We reserve the right to substitute course instructors as necessary.
Dr. Shahab D. Mohaghegh, a pioneer in the application of Artificial Intelligence and Machine Learning in the Exploration and Production industry, is Professor of Petroleum and Natural Gas Engineering at West Virginia University and the president and CEO of Intelligent Solutions, Inc. (ISI). He is the director of WVU-LEADS (Laboratory for Engineering Application of Data Science).
Including more than 30 years of research and development in the petroleum engineering application of Artificial Intelligence and Machine Learning, he has authored three books (Shale Analytics – Data Driven Reservoir Modeling – Application of Data-Driven Analytics for the Geological Storage of CO2), more than 200 technical papers and carried out more than 60 projects for independents, NOCs and IOCs. He is a SPE Distinguished Lecturer (2007 and 2020) and has been featured four times as the Distinguished Author in SPE’s Journal of Petroleum Technology (JPT 2000 and 2005). He is the founder of SPE’s Technical Section dedicated to AI and machine learning (Petroleum Data-Driven Analytics, 2011).

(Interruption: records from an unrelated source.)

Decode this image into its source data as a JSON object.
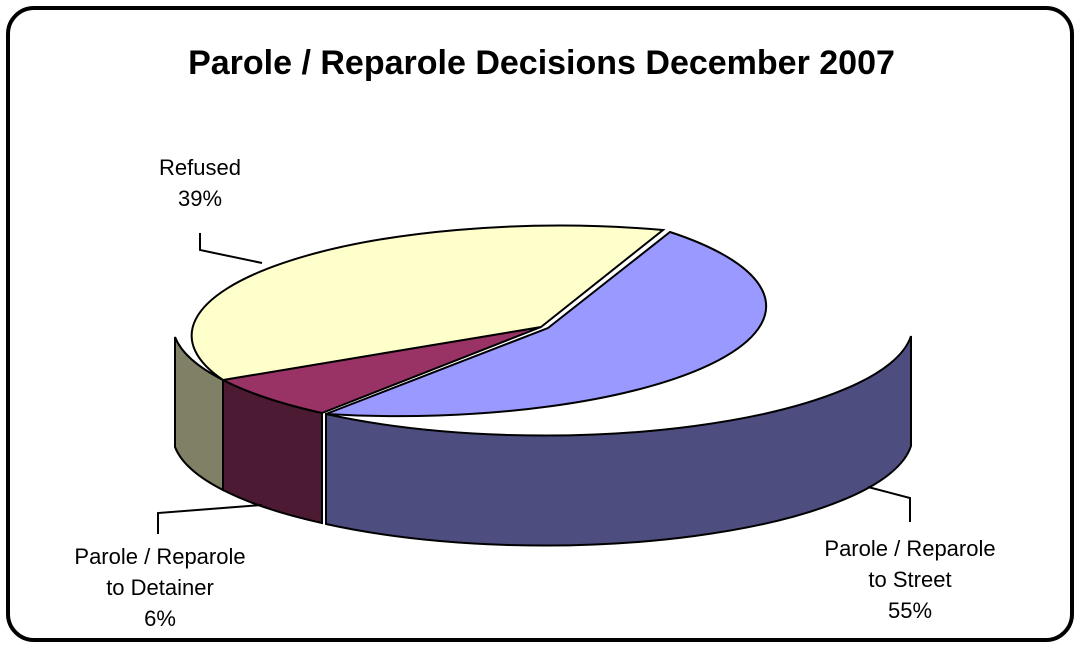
{
  "chart_data": {
    "type": "pie",
    "title": "Parole / Reparole Decisions December 2007",
    "slices": [
      {
        "label_lines": [
          "Parole / Reparole",
          "to Street"
        ],
        "pct_label": "55%",
        "value": 55,
        "color": "#9999ff"
      },
      {
        "label_lines": [
          "Parole / Reparole",
          "to Detainer"
        ],
        "pct_label": "6%",
        "value": 6,
        "color": "#993366"
      },
      {
        "label_lines": [
          "Refused"
        ],
        "pct_label": "39%",
        "value": 39,
        "color": "#ffffcc"
      }
    ],
    "three_d": true,
    "data_labels": "label and percentage"
  }
}
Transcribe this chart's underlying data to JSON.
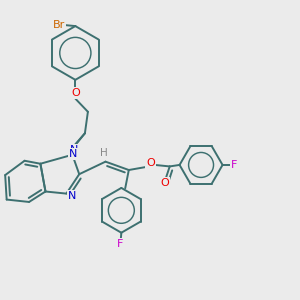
{
  "background_color": "#ebebeb",
  "bond_color": "#3d7070",
  "bond_width": 1.4,
  "atom_colors": {
    "Br": "#cc6600",
    "O": "#ee0000",
    "N": "#0000cc",
    "F": "#cc00cc",
    "H": "#888888",
    "C": "#3d7070"
  },
  "figsize": [
    3.0,
    3.0
  ],
  "dpi": 100
}
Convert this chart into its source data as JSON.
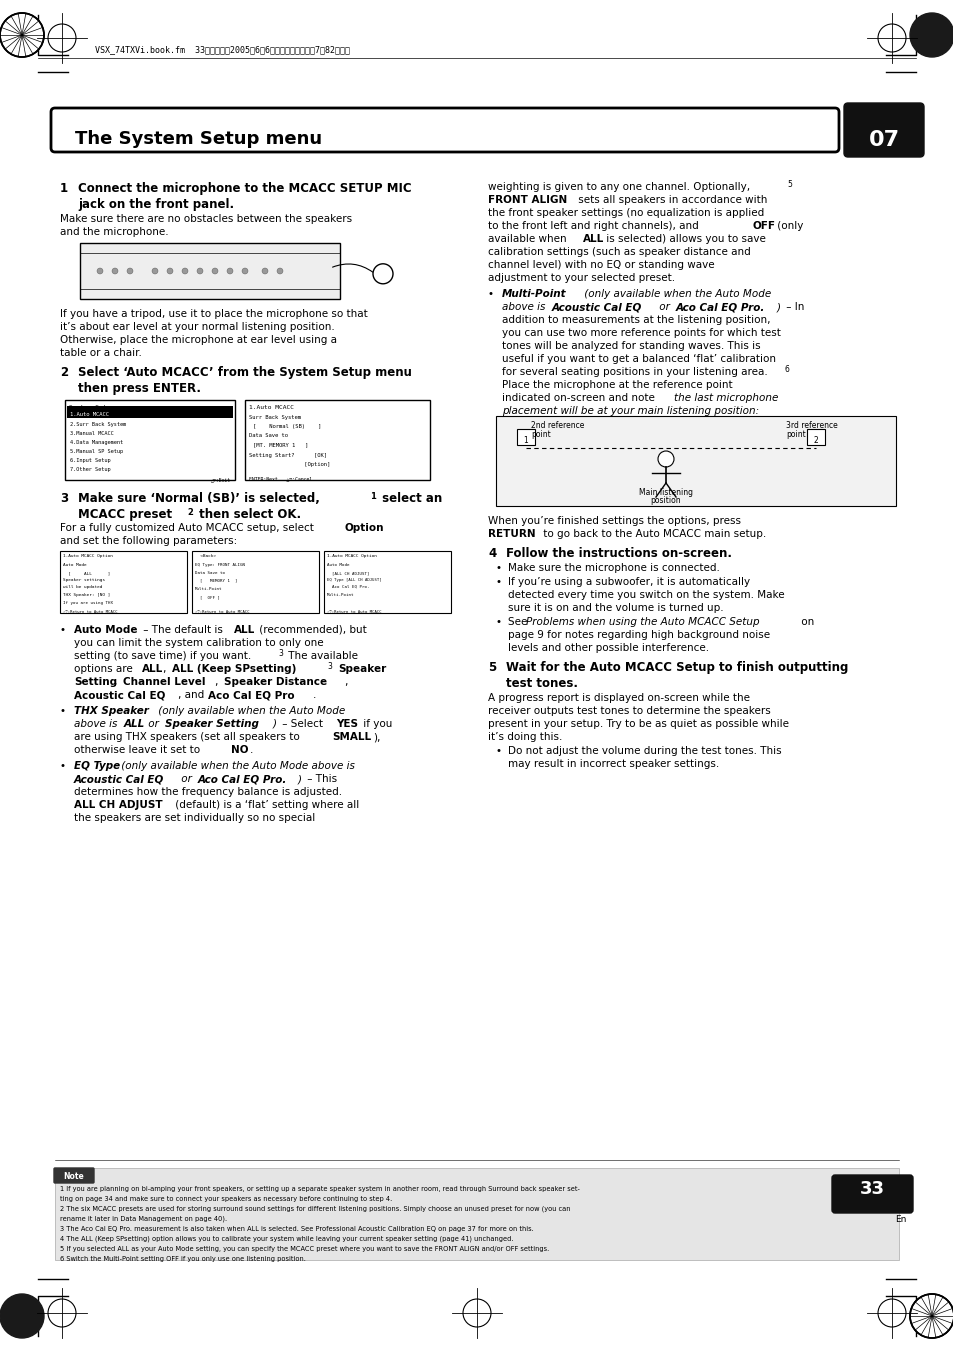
{
  "page_num": "33",
  "page_label": "En",
  "chapter_num": "07",
  "chapter_title": "The System Setup menu",
  "header_text": "VSX_74TXVi.book.fm  33ページ・・2005年6月6日・・月曜日・午後7晈82分・分",
  "bg_color": "#ffffff",
  "text_color": "#000000",
  "col2_para1_line0": "weighting is given to any one channel. Optionally,⁵",
  "col2_para1_line1a": "FRONT ALIGN",
  "col2_para1_line1b": " sets all speakers in accordance with",
  "col2_para1_line2": "the front speaker settings (no equalization is applied",
  "col2_para1_line3a": "to the front left and right channels), and ",
  "col2_para1_line3b": "OFF",
  "col2_para1_line3c": " (only",
  "col2_para1_line4": "available when ",
  "col2_para1_line4b": "ALL",
  "col2_para1_line4c": " is selected) allows you to save",
  "col2_para1_line5": "calibration settings (such as speaker distance and",
  "col2_para1_line6": "channel level) with no EQ or standing wave",
  "col2_para1_line7": "adjustment to your selected preset.",
  "note_lines": [
    "1 If you are planning on bi-amping your front speakers, or setting up a separate speaker system in another room, read through Surround back speaker set-",
    "ting on page 34 and make sure to connect your speakers as necessary before continuing to step 4.",
    "2 The six MCACC presets are used for storing surround sound settings for different listening positions. Simply choose an unused preset for now (you can",
    "rename it later in Data Management on page 40).",
    "3 The Aco Cal EQ Pro. measurement is also taken when ALL is selected. See Professional Acoustic Calibration EQ on page 37 for more on this.",
    "4 The ALL (Keep SPsetting) option allows you to calibrate your system while leaving your current speaker setting (page 41) unchanged.",
    "5 If you selected ALL as your Auto Mode setting, you can specify the MCACC preset where you want to save the FRONT ALIGN and/or OFF settings.",
    "6 Switch the Multi-Point setting OFF if you only use one listening position."
  ]
}
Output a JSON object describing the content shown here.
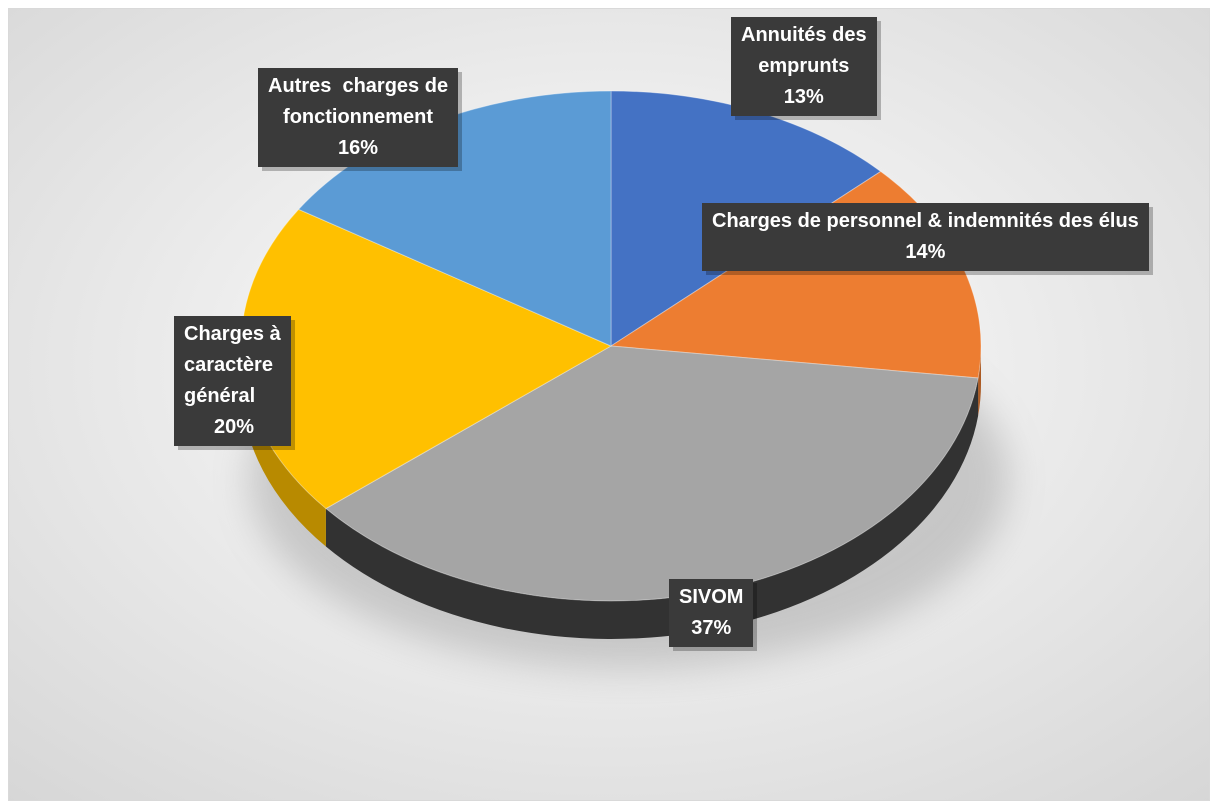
{
  "chart_data": {
    "type": "pie",
    "title": "",
    "slices": [
      {
        "label": "Annuités des emprunts",
        "label_lines": [
          "Annuités des",
          "emprunts"
        ],
        "value_text": "13%",
        "value": 13,
        "color": "#4472C4"
      },
      {
        "label": "Charges de personnel & indemnités des élus",
        "label_lines": [
          "Charges de personnel & indemnités des élus"
        ],
        "value_text": "14%",
        "value": 14,
        "color": "#ED7D31"
      },
      {
        "label": "SIVOM",
        "label_lines": [
          "SIVOM"
        ],
        "value_text": "37%",
        "value": 37,
        "color": "#A5A5A5"
      },
      {
        "label": "Charges à caractère général",
        "label_lines": [
          "Charges à",
          "caractère",
          "général"
        ],
        "value_text": "20%",
        "value": 20,
        "color": "#FFC000"
      },
      {
        "label": "Autres charges de fonctionnement",
        "label_lines": [
          "Autres  charges de",
          "fonctionnement"
        ],
        "value_text": "16%",
        "value": 16,
        "color": "#5B9BD5"
      }
    ],
    "legend": "none",
    "style": "3d-pie"
  }
}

He has been honored by the U.S. Secretary of Energy for his AI-based technical contribution in the aftermath of the Deepwater Horizon (Macondo) incident in the Gulf of Mexico (2011) and was a member of U.S. Secretary of Energy’s Technical Advisory Committee on Unconventional Resources in two administrations (2008-2014). He represented the United States in the International Standard Organization (ISO) on Carbon Capture and Storage technical committee (2014-2016).